Le 06/03/2020, la division d’opposition rend la présente
DÉCISION:
1. L’opposition n° B 3 062 540 est accueillie, pour tous les produits contestés.
2. La demande de marque de l’Union européenne n° 17 886 123 est rejetée dans son intégralité.
3. La demanderesse supporte les frais, fixés à 620 EUR.
MOTIFS:
Les
opposantes ont formé une opposition à l’encontre de tous les
produits visés par la demande de marque de l’Union européenne
n° 17 886 123 « Laguiole by Hailingshan ».
L’opposition est
fondée sur l’enregistrement international n° 1 225 238
désignant l’Union européenne
.
L’opposante a invoqué l’article 8, paragraphe 1,
point b), du RMUE.
RISQUE DE CONFUSION – ARTICLE 8, PARAGRAPHE 1, POINT b), DU RMUE
On entend par risque de confusion le risque que le public puisse croire que les produits ou les services en cause, à condition de porter les marques en cause, proviennent de la même entreprise ou, le cas échéant, d’entreprises liées économiquement. L’existence d’un risque de confusion doit être appréciée globalement en tenant compte de plusieurs facteurs interdépendants. Ces facteurs incluent la similitude des signes, la similitude des produits et services, le caractère distinctif de la marque antérieure, les éléments distinctifs et dominants des signes en litige et le public pertinent.

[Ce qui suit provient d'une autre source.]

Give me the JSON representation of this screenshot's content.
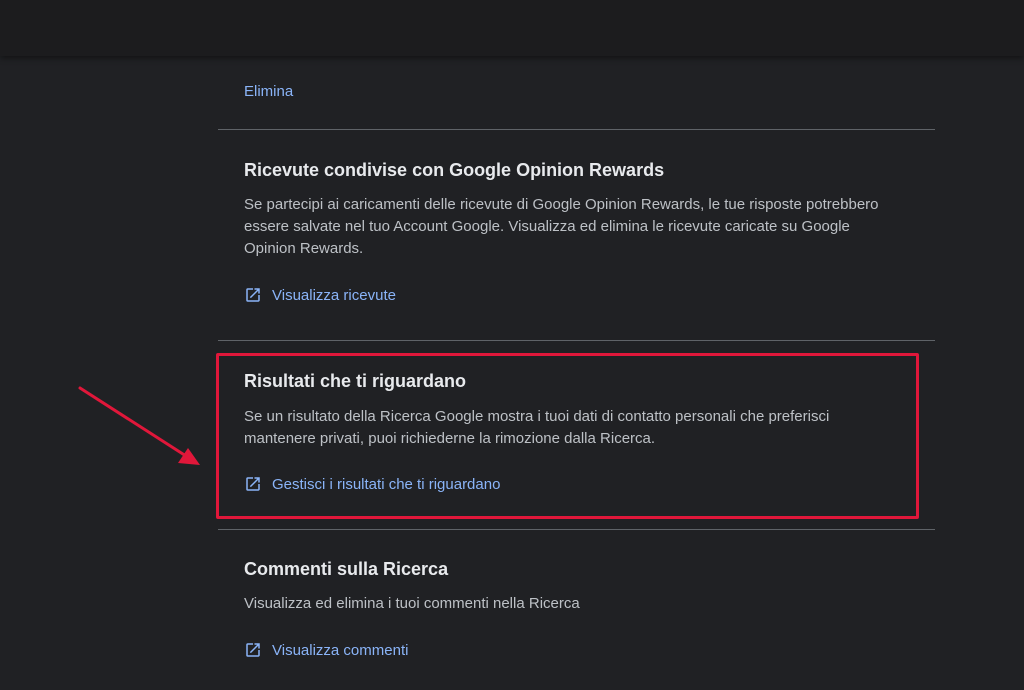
{
  "top_link": {
    "label": "Elimina"
  },
  "sections": [
    {
      "title": "Ricevute condivise con Google Opinion Rewards",
      "description": "Se partecipi ai caricamenti delle ricevute di Google Opinion Rewards, le tue risposte potrebbero essere salvate nel tuo Account Google. Visualizza ed elimina le ricevute caricate su Google Opinion Rewards.",
      "link_label": "Visualizza ricevute",
      "link_icon": "open-in-new-icon"
    },
    {
      "title": "Risultati che ti riguardano",
      "description": "Se un risultato della Ricerca Google mostra i tuoi dati di contatto personali che preferisci mantenere privati, puoi richiederne la rimozione dalla Ricerca.",
      "link_label": "Gestisci i risultati che ti riguardano",
      "link_icon": "open-in-new-icon"
    },
    {
      "title": "Commenti sulla Ricerca",
      "description": "Visualizza ed elimina i tuoi commenti nella Ricerca",
      "link_label": "Visualizza commenti",
      "link_icon": "open-in-new-icon"
    }
  ],
  "colors": {
    "background": "#202124",
    "link": "#8ab4f8",
    "title": "#e8eaed",
    "body_text": "#bdc1c6",
    "divider": "#5f6368",
    "annotation": "#e0173a"
  }
}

a) Les produits et services
Les services sur lesquels est fondée l’opposition sont notamment:
Classe 35: Services de vente au détail ou en gros, de vente par correspondance, de vente au détail ou en gros par Internet ou par tous moyens électroniques de commande à distance des produits suivants, à savoir .. batteries électriques, .. appareils et instruments pour l'enregistrement, la transmission, la reproduction ou le traitement du son ou des images, .. clés USB, .. appareils de téléphonie, accessoires de téléphonie, à savoir batteries électriques pour téléphones, téléphones, téléphones portables, nécessaires mains-libres pour téléphone, .. câbles électriques, .. tablettes numériques, permettant aux clients de voir et d'acheter commodément ces produits.
Étant donné que l’enregistrement de la marque contestée a été refusé par décision d’opposition du 11/07/2019 dans l’affaire B 3 062 541, et que cette décision est devenue définitive, les produits contestés restants sont les suivants:
Classe 9: Piles électriques; Enceintes de haut-parleurs; Câbles électriques; Magnétoscopes; Étuis pour téléphones portables; Housses pour téléphones portables; Chargeurs de batteries; Montres intelligentes; Capteurs d'activité à porter sur soi; Coupleurs acoustiques; Casques d'écoute; Fils électriques; Clés USB; Mégaphones.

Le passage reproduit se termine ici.